Heather Glenn... sigh. As a member of the mental health profession, I take her actions as a personal affront, not *just* ethically and professionally (although, omg, does she give psychologists a bad name with her incompetence and clear disregard for all clinical boundaries), but because her character makes zero sense. I cannot understand how someone who deliberately went into the helping profession, and who is not a complete psychopath, ends up deliberately working for a fascist crook, falsifying psychological profiles and threatening people with torture. OK, OK, I am being naive and I deserve Karen's long quizzical ultra-hot stare. I am sure there were psychologists working for the Nazi regime in the 1940s Germany too. I just really, REALLY want to see Karen kick Heather's ass all the way across Manhattan by the end of the series. Pretty please? Is that too much to ask?
"Respectfully, fuck you" is the best insult ever, and I love Kirsten for it. Thankfully, Matt has a better taste in choosing his legal partners than his girlfriends.

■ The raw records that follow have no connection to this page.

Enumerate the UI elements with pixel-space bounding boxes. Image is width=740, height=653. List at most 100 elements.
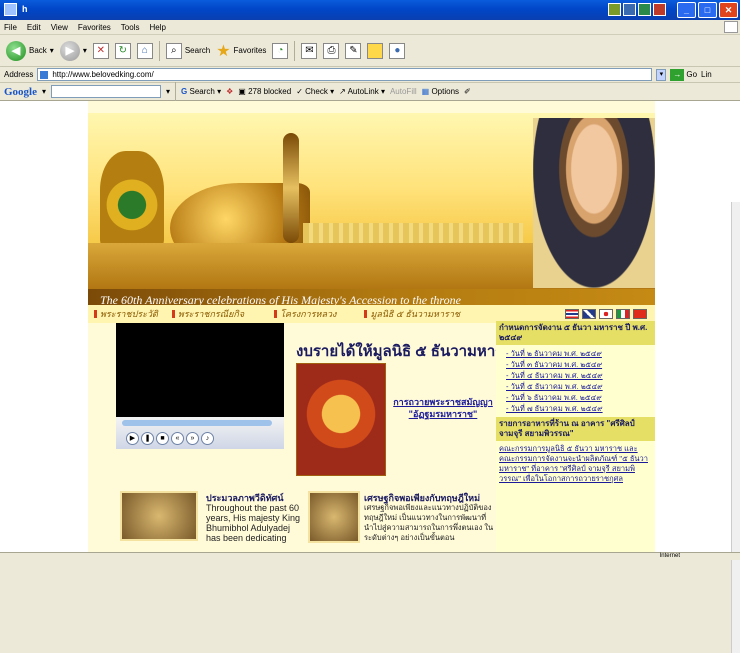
schedule-day-link[interactable]: - วันที่ ๓ ธันวาคม พ.ศ. ๒๕๔๙ <box>506 359 652 370</box>
nav-royal-duties[interactable]: พระราชกรณียกิจ <box>171 307 244 321</box>
news-body: เศรษฐกิจพอเพียงและแนวทางปฏิบัติของ ทฤษฎี… <box>364 503 494 542</box>
royal-emblem-image <box>100 151 164 249</box>
folder-button[interactable] <box>367 42 384 59</box>
google-search-input[interactable] <box>51 85 162 98</box>
favorites-label: Favorites <box>233 46 267 55</box>
royal-poster-image[interactable] <box>296 363 386 476</box>
go-button[interactable]: → Go <box>670 68 697 81</box>
print-button[interactable]: ⎙ <box>323 42 340 59</box>
bullet-icon <box>94 310 97 318</box>
favorites-button[interactable]: ★ Favorites <box>216 41 266 61</box>
google-dropdown-button[interactable]: ▾ <box>166 87 170 96</box>
menu-edit[interactable]: Edit <box>27 23 41 32</box>
messenger-button[interactable]: ● <box>389 42 406 59</box>
nav-label: โครงการหลวง <box>280 309 337 319</box>
address-label: Address <box>4 70 34 79</box>
vertical-scrollbar[interactable] <box>731 202 740 653</box>
windows-logo-icon <box>724 21 738 33</box>
address-bar: Address http://www.belovedking.com/ ▾ → … <box>0 67 740 83</box>
mail-button[interactable]: ✉ <box>301 42 318 59</box>
uk-flag-icon[interactable] <box>582 309 596 319</box>
edit-button[interactable]: ✎ <box>345 42 362 59</box>
website-page: The 60th Anniversary celebrations of His… <box>88 101 655 552</box>
search-button[interactable]: ⌕ Search <box>165 42 211 59</box>
back-button[interactable]: ◀ Back ▾ <box>6 40 54 61</box>
autolink-label: AutoLink <box>347 87 379 96</box>
stop-button[interactable]: ✕ <box>92 42 109 59</box>
china-flag-icon[interactable] <box>633 309 647 319</box>
language-flags <box>565 309 647 319</box>
check-label: Check <box>305 87 328 96</box>
app-icon-2 <box>623 3 636 16</box>
nav-biography[interactable]: พระราชประวัติ <box>94 307 158 321</box>
page-icon <box>40 71 49 79</box>
chevron-down-icon[interactable]: ▾ <box>83 46 87 55</box>
toolbar-separator <box>158 40 160 61</box>
stop-icon[interactable]: ■ <box>156 432 169 445</box>
menu-view[interactable]: View <box>51 23 68 32</box>
forward-arrow-icon: ▶ <box>59 40 80 61</box>
schedule-day-link[interactable]: - วันที่ ๔ ธันวาคม พ.ศ. ๒๕๔๙ <box>506 370 652 381</box>
nav-foundation[interactable]: มูลนิธิ ๕ ธันวามหาราช <box>364 307 460 321</box>
zone-label: Internet <box>659 553 680 559</box>
video-seek-bar[interactable] <box>122 420 272 426</box>
rewind-icon[interactable]: « <box>171 432 184 445</box>
news-icon[interactable]: ❖ <box>226 87 233 96</box>
close-button[interactable]: ✕ <box>719 2 738 18</box>
nav-royal-projects[interactable]: โครงการหลวง <box>274 307 336 321</box>
autolink-button[interactable]: ↗ AutoLink ▾ <box>339 87 385 96</box>
menu-help[interactable]: Help <box>149 23 165 32</box>
maximize-button[interactable]: □ <box>698 2 717 18</box>
spell-check-button[interactable]: ✓ Check ▾ <box>296 87 334 96</box>
address-url: http://www.belovedking.com/ <box>52 70 154 79</box>
fast-forward-icon[interactable]: » <box>186 432 199 445</box>
status-bar: Internet <box>0 552 740 560</box>
options-label: Options <box>431 87 460 96</box>
google-logo[interactable]: Google <box>4 86 37 98</box>
volume-icon[interactable]: ♪ <box>201 432 214 445</box>
back-arrow-icon: ◀ <box>6 40 26 61</box>
menu-file[interactable]: File <box>4 23 17 32</box>
japan-flag-icon[interactable] <box>599 309 613 319</box>
refresh-button[interactable]: ↻ <box>114 42 131 59</box>
poster-link[interactable]: การถวายพระราชสมัญญา "อัฏฐมรมหาราช" <box>393 396 493 420</box>
star-icon: ★ <box>216 42 231 60</box>
popup-blocker-button[interactable]: ▣ 278 blocked <box>238 87 291 96</box>
google-toolbar: Google ▾ ▾ G Search ▾ ❖ ▣ 278 blocked ✓ … <box>0 81 740 102</box>
schedule-heading: กำหนดการจัดงาน ๕ ธันวา มหาราช ปี พ.ศ. ๒๕… <box>496 321 655 345</box>
video-summary-thumbnail[interactable] <box>120 491 198 541</box>
king-photo-thumbnail[interactable] <box>308 491 360 543</box>
search-label: Search <box>184 46 211 55</box>
schedule-day-link[interactable]: - วันที่ ๗ ธันวาคม พ.ศ. ๒๕๔๙ <box>506 403 652 414</box>
chevron-down-icon[interactable]: ▾ <box>42 87 46 96</box>
address-input[interactable]: http://www.belovedking.com/ <box>37 68 653 81</box>
schedule-day-link[interactable]: - วันที่ ๒ ธันวาคม พ.ศ. ๒๕๔๙ <box>506 348 652 359</box>
play-icon[interactable]: ▶ <box>126 432 139 445</box>
app-icon-1 <box>608 3 621 16</box>
committee-link[interactable]: คณะกรรมการมูลนิธิ ๕ ธันวา มหาราช และ คณะ… <box>496 441 655 484</box>
video-controls: ▶ ❚ ■ « » ♪ <box>116 417 284 449</box>
links-label[interactable]: Lin <box>701 70 712 79</box>
menu-favorites[interactable]: Favorites <box>78 23 111 32</box>
chevron-down-icon[interactable]: ▾ <box>50 46 54 55</box>
window-title: h <box>22 4 28 14</box>
highlighter-icon[interactable]: ✐ <box>464 87 471 96</box>
forward-button[interactable]: ▶ ▾ <box>59 40 87 61</box>
search-icon: ⌕ <box>165 42 182 59</box>
schedule-day-link[interactable]: - วันที่ ๕ ธันวาคม พ.ศ. ๒๕๔๙ <box>506 381 652 392</box>
window-title-bar[interactable]: h _ □ ✕ <box>0 0 740 20</box>
italy-flag-icon[interactable] <box>616 309 630 319</box>
home-button[interactable]: ⌂ <box>136 42 153 59</box>
schedule-day-link[interactable]: - วันที่ ๖ ธันวาคม พ.ศ. ๒๕๔๙ <box>506 392 652 403</box>
menu-tools[interactable]: Tools <box>121 23 140 32</box>
pause-icon[interactable]: ❚ <box>141 432 154 445</box>
thai-flag-icon[interactable] <box>565 309 579 319</box>
minimize-button[interactable]: _ <box>677 2 696 18</box>
google-search-button[interactable]: G Search ▾ <box>181 87 221 96</box>
autofill-button[interactable]: AutoFill <box>390 87 417 96</box>
go-arrow-icon: → <box>670 68 685 81</box>
news-body: Throughout the past 60 years, His majest… <box>206 503 301 543</box>
address-dropdown-button[interactable]: ▾ <box>656 68 667 81</box>
options-button[interactable]: ▦ Options <box>422 87 459 96</box>
history-button[interactable]: ◔ <box>272 42 289 59</box>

Poor Cherry. I feel that we are going to be hearing about his retirement as often as we heard about Foggy's alternative life as a butcher.
Mr Charles is shaping up to be a very interesting character, but I hated that he showed up Fisk to be incompetent and out-of-his-league, especially in front of Her Majesty, Queen Vanessa, who did not miss a single beat of that dressing down and was clearly several steps ahead of her husband. I am not saying that this is OOC or even the wrong plot direction, but I miss Fisk's presence in the shadows from his Netflix days, where he loomed as an omniscient and omnipotent puppet master. Now, as the mayor in the spotlight, bound by the pretence of keeping up appearances, surrounded by a staff of self-interested and fearful flunkies, he seems more of a caricature of his former self. A jumped up mob boss. Outclassed. Out of his league. I miss being frightened by Fisk's intelligence, charisma and personal brutality rather than just by the reach of his thugs.

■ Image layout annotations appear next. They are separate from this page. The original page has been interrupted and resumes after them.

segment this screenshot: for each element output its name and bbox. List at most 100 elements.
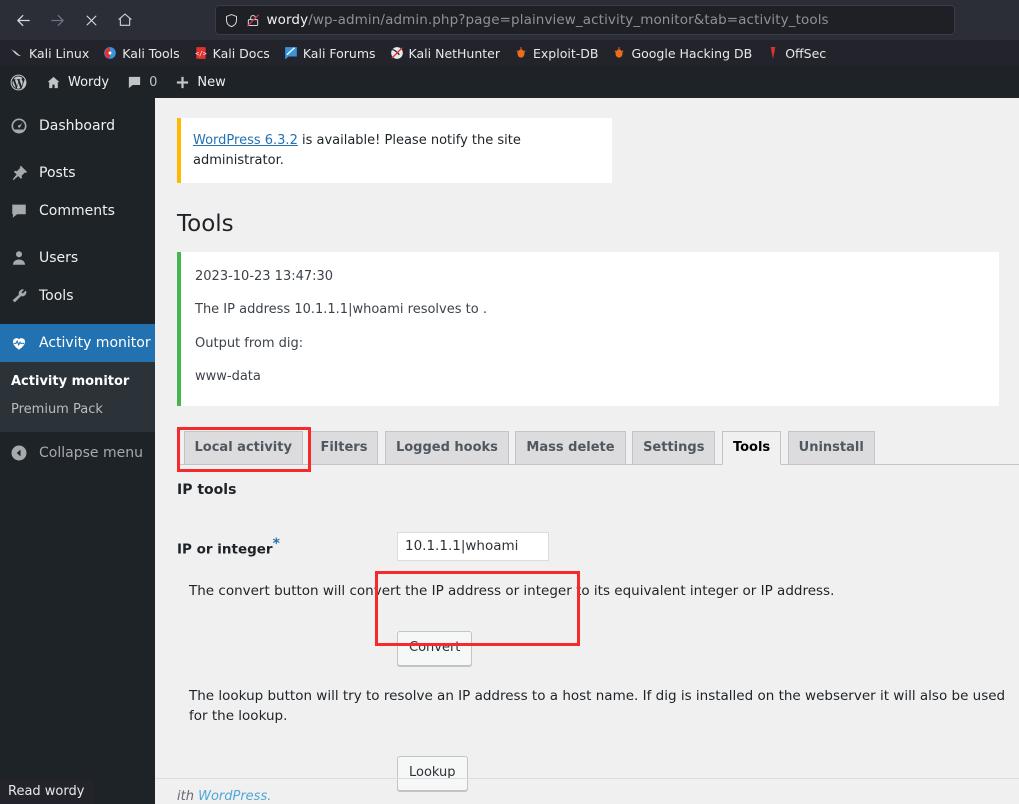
- required-marker: *: [272, 535, 280, 552]
- comments-menu[interactable]: 0: [118, 66, 166, 98]
- tab-mass-delete[interactable]: Mass delete: [515, 430, 626, 464]
- lookup-desc-row: The lookup button will try to resolve an…: [177, 684, 1019, 733]
- browser-status-bubble: Read wordy: [0, 780, 95, 804]
- ip-or-integer-input[interactable]: [397, 531, 549, 562]
- heartbeat-icon: [9, 333, 29, 353]
- result-dig-label: Output from dig:: [195, 335, 304, 351]
- pin-icon: [9, 163, 29, 183]
- url-host: wordy: [266, 12, 309, 28]
- bookmark-kali-nethunter[interactable]: Kali NetHunter: [384, 44, 506, 63]
- activity-monitor-submenu: Activity monitor Premium Pack: [0, 362, 155, 432]
- address-bar[interactable]: wordy/wp-admin/admin.php?page=plainview_…: [214, 5, 955, 35]
- bookmark-offsec[interactable]: OffSec: [760, 44, 832, 63]
- result-dig-output: www-data: [195, 369, 261, 385]
- tab-logged-hooks[interactable]: Logged hooks: [384, 430, 509, 464]
- admin-sidebar: Dashboard Posts Comments Users Tools Act…: [0, 98, 163, 804]
- tab-filters[interactable]: Filters: [309, 430, 379, 464]
- bookmark-label: Kali Linux: [29, 45, 90, 61]
- back-arrow-icon[interactable]: [8, 5, 38, 35]
- bookmark-label: Kali Docs: [212, 45, 270, 61]
- wordpress-logo-icon: [9, 73, 28, 92]
- ip-tools-form: IP or integer* The convert button will c…: [177, 515, 1019, 801]
- sidebar-item-label: Dashboard: [39, 118, 115, 134]
- footer-wordpress-link[interactable]: WordPress.: [198, 789, 271, 804]
- tab-uninstall[interactable]: Uninstall: [787, 430, 875, 464]
- site-name-menu[interactable]: Wordy: [37, 66, 118, 98]
- submenu-item-premium-pack[interactable]: Premium Pack: [0, 396, 155, 424]
- result-timestamp: 2023-10-23 13:47:30: [195, 268, 334, 284]
- lookup-description: The lookup button will try to resolve an…: [189, 687, 1006, 724]
- page-title: Tools: [177, 211, 234, 237]
- kali-docs-icon: </>: [194, 46, 208, 60]
- tab-tools[interactable]: Tools: [721, 430, 782, 465]
- bookmark-label: Kali NetHunter: [408, 45, 501, 61]
- convert-desc-row: The convert button will convert the IP a…: [177, 579, 1019, 607]
- lock-slashed-icon[interactable]: [246, 13, 260, 28]
- browser-nav-bar: wordy/wp-admin/admin.php?page=plainview_…: [0, 0, 1019, 40]
- dig-result-box: 2023-10-23 13:47:30 The IP address 10.1.…: [177, 251, 999, 406]
- sidebar-item-label: Tools: [39, 288, 74, 304]
- new-content-menu[interactable]: New: [166, 66, 234, 98]
- sidebar-item-label: Posts: [39, 165, 76, 181]
- bookmark-label: Kali Tools: [122, 45, 180, 61]
- address-bar-url: wordy/wp-admin/admin.php?page=plainview_…: [267, 12, 829, 28]
- wrench-icon: [9, 286, 29, 306]
- submenu-item-activity-monitor[interactable]: Activity monitor: [0, 368, 155, 396]
- kali-tools-icon: [103, 46, 117, 60]
- bookmark-label: OffSec: [785, 45, 827, 61]
- bookmark-kali-linux[interactable]: Kali Linux: [4, 44, 95, 63]
- comment-icon: [127, 75, 142, 90]
- home-icon: [46, 75, 61, 90]
- sidebar-item-label: Activity monitor: [39, 335, 151, 351]
- menu-spacer-2: [0, 230, 155, 239]
- wordpress-admin: Wordy 0 New Dashboard Posts Comments Use…: [0, 66, 1019, 804]
- stop-loading-icon[interactable]: [76, 5, 106, 35]
- sidebar-item-dashboard[interactable]: Dashboard: [0, 107, 155, 145]
- shield-icon[interactable]: [224, 13, 239, 28]
- menu-spacer-3: [0, 315, 155, 324]
- wp-admin-bar: Wordy 0 New: [0, 66, 1019, 98]
- site-name-label: Wordy: [68, 74, 110, 90]
- bookmark-google-hacking-db[interactable]: Google Hacking DB: [606, 44, 758, 63]
- new-label: New: [197, 74, 226, 90]
- ip-or-integer-label: IP or integer*: [177, 515, 387, 579]
- update-notice: WordPress 6.3.2 is available! Please not…: [177, 118, 612, 183]
- footer-text: ith: [177, 789, 199, 804]
- bookmark-exploit-db[interactable]: Exploit-DB: [508, 44, 604, 63]
- google-hacking-db-icon: [612, 46, 626, 60]
- forward-arrow-icon: [42, 5, 72, 35]
- bookmark-label: Google Hacking DB: [631, 45, 753, 61]
- sidebar-item-tools[interactable]: Tools: [0, 277, 155, 315]
- ip-input-row: IP or integer*: [177, 515, 1019, 579]
- dashboard-icon: [9, 116, 29, 136]
- home-icon[interactable]: [110, 5, 140, 35]
- bookmark-kali-forums[interactable]: Kali Forums: [278, 44, 382, 63]
- plugin-tabs: Local activity Filters Logged hooks Mass de…: [177, 421, 1019, 465]
- ip-tools-heading: IP tools: [177, 481, 237, 498]
- sidebar-item-posts[interactable]: Posts: [0, 154, 155, 192]
- comments-count: 0: [149, 74, 158, 90]
- wordpress-update-link[interactable]: WordPress 6.3.2: [193, 133, 298, 148]
- comment-icon: [9, 201, 29, 221]
- sidebar-item-comments[interactable]: Comments: [0, 192, 155, 230]
- sidebar-item-label: Comments: [39, 203, 115, 219]
- sidebar-item-users[interactable]: Users: [0, 239, 155, 277]
- kali-nethunter-icon: [390, 46, 404, 60]
- bookmark-kali-tools[interactable]: Kali Tools: [97, 44, 185, 63]
- offsec-icon: [766, 46, 780, 60]
- collapse-menu-button[interactable]: Collapse menu: [0, 432, 155, 474]
- menu-spacer-top: [0, 98, 155, 107]
- bookmark-kali-docs[interactable]: </> Kali Docs: [188, 44, 276, 63]
- user-icon: [9, 248, 29, 268]
- tab-settings[interactable]: Settings: [632, 430, 716, 464]
- convert-description: The convert button will convert the IP a…: [189, 582, 835, 599]
- tab-local-activity[interactable]: Local activity: [183, 430, 303, 464]
- sidebar-item-activity-monitor[interactable]: Activity monitor: [0, 324, 163, 362]
- url-path: /wp-admin/admin.php?page=plainview_activ…: [308, 12, 829, 28]
- convert-button[interactable]: Convert: [397, 630, 473, 666]
- bookmark-label: Exploit-DB: [533, 45, 599, 61]
- wp-logo-menu[interactable]: [0, 66, 37, 98]
- exploit-db-icon: [514, 46, 528, 60]
- collapse-menu-label: Collapse menu: [39, 445, 143, 461]
- collapse-arrow-icon: [9, 443, 29, 463]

Ooof, that "Do you miss it?" scene. What does it tell us? For starters, Matt's body doesn't lie - as his mind took him to the idea of the vigilante trials, his anger ignited, adrenaline surged and the slow Chi Sao drill gained the speed and strength of real combat. And Karen knows this. But Matt's mind, on the other hand, still conceals; maybe just from the world, maybe from himself too. (Knowing Matt's tendency for self-deluding bullshit in the face of grief and trauma, my money is on the second). Yet, HE MAKES AN EFFORT. He admits something. It's only a little, and it's laughably far from the truth, and Karen knows this too. His emotional barriers broke them up twice before, and here they are again, and so is Karen's frustration. And loneliness. Because she knows that this forces both of them to carry their shared grief alone. And it is not fair, and it makes her angry, and, in this, they are both so recognisable to us.
(OK, OK, it must be said, whatever it was that Karen and Matt were doing was NOT actually Chi Sao... Karen was swinging from the side with no form to her, but I recon that was the idea that the writers/chorographers were going with, so... lets just call it that, OK?)